O constante medo de ser capturado e a tristeza enorme que sente pela vida que abandonou, fazem com que André se configure em um ser angustiado, fragmentado e melancólico, rememorando sua vida, principalmente eventos passados relacionados à sua prisão e à de seus companheiros.
       A partir de uma reflexão sobre os porquês da situação em que o protagonista se encontra, existe a presença irrefutável de vários tipos de violência em sua vida, como a violência física e a psicológica, seja com ele mesmo ou com terceiros. Diante desses casos, os eventos perturbadores são rememorados com frequência.
        Logo, a situação de violência que mais perturba André, além de aparecer por toda a trama, é de uma mulher grávida sendo espancada à luz do sol por um militar: “Quando ela tentou juntar a bolsa, que tinha caído com a primeira bordoada, uma cacetada nas costas, com fúria, e então ela se espichou toda, esmagando em cima da calçada o ventre volumoso. Tentei gritar, pedir socorro, mas o grito gelou meu estômago e fiquei olhando aquilo, que me paralisava, sem maior reação do que o suor que me cobriu o corpo inteiro”.

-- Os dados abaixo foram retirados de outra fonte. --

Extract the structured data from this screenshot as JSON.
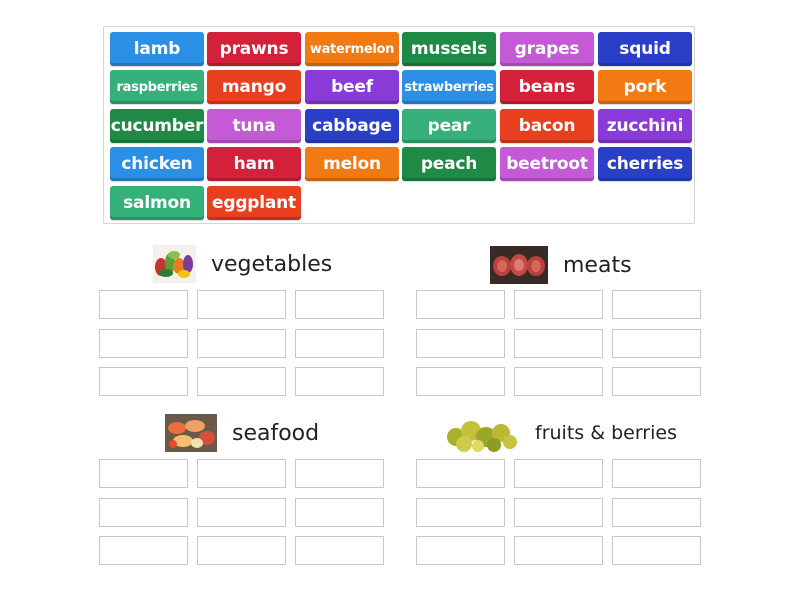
{
  "tiles": [
    {
      "label": "lamb",
      "color": "#2b8fe6"
    },
    {
      "label": "prawns",
      "color": "#d4213a"
    },
    {
      "label": "watermelon",
      "color": "#f27a12"
    },
    {
      "label": "mussels",
      "color": "#1e8a45"
    },
    {
      "label": "grapes",
      "color": "#c45ad6"
    },
    {
      "label": "squid",
      "color": "#2a3fc8"
    },
    {
      "label": "raspberries",
      "color": "#35b07a"
    },
    {
      "label": "mango",
      "color": "#e8401e"
    },
    {
      "label": "beef",
      "color": "#8a3ad8"
    },
    {
      "label": "strawberries",
      "color": "#2b8fe6"
    },
    {
      "label": "beans",
      "color": "#d4213a"
    },
    {
      "label": "pork",
      "color": "#f27a12"
    },
    {
      "label": "cucumber",
      "color": "#1e8a45"
    },
    {
      "label": "tuna",
      "color": "#c45ad6"
    },
    {
      "label": "cabbage",
      "color": "#2a3fc8"
    },
    {
      "label": "pear",
      "color": "#35b07a"
    },
    {
      "label": "bacon",
      "color": "#e8401e"
    },
    {
      "label": "zucchini",
      "color": "#8a3ad8"
    },
    {
      "label": "chicken",
      "color": "#2b8fe6"
    },
    {
      "label": "ham",
      "color": "#d4213a"
    },
    {
      "label": "melon",
      "color": "#f27a12"
    },
    {
      "label": "peach",
      "color": "#1e8a45"
    },
    {
      "label": "beetroot",
      "color": "#c45ad6"
    },
    {
      "label": "cherries",
      "color": "#2a3fc8"
    },
    {
      "label": "salmon",
      "color": "#35b07a"
    },
    {
      "label": "eggplant",
      "color": "#e8401e"
    }
  ],
  "groups": [
    {
      "title": "vegetables",
      "thumbnail": "vegetables-photo",
      "slots": 9
    },
    {
      "title": "meats",
      "thumbnail": "meat-steaks-photo",
      "slots": 9
    },
    {
      "title": "seafood",
      "thumbnail": "seafood-platter-photo",
      "slots": 9
    },
    {
      "title": "fruits & berries",
      "thumbnail": "green-fruits-photo",
      "slots": 9
    }
  ]
}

         O que amplia a dor de André na cena é o sentimento de impotência diante desse fato. Ele se recrimina por não ter ajudado, por ter sido capturado nessa hora, e sua única ação possível foi ter de contemplar, de mãos atadas, a indiferença humana, por parte do militar. A constante exposição à tortura que sofreu e presenciou faz com que o personagem central viva atormentado por seu passado.
Apesar de seu sofrimento ser latente, ao ponto em que as lembranças torturantes o assombre, percebe-se por parte do narrador uma necessidade de contar, citando nomes dos companheiros de luta que não tiveram a mesma sorte dele, a sorte de sobreviver ao que passou.
A temática abordada no livro em questão causa uma reflexão devido à perpetuação desse tema, mostrando que apesar do tempo essa ferida causada pelo período ditatorial não foi superada, sendo assunto de obras contemporâneas da literatura, cinema e música, além de matérias recorrentes do jornalismo. Com isso, mostra-se a necessidade de constantes discussões e estudos a partir das representações na literatura brasileira, contribuindo para que o abalo individual e coletivo possa ser superado.
Portanto, a literatura, como manifestação artística, possibilita que os leitores encarem com mais sensibilidade esses temas, dado que a violência está presente no dia a dia ganhando aspectos da normalidade, e um dos motivos são os meios midiáticos tratarem-na de forma comum e intrínseca à conjuntura social. A retratação da violência e suas consequências nas obras literárias possibilita que a sociedade reflita a respeito de sua gravidade e da importância de sua discussão.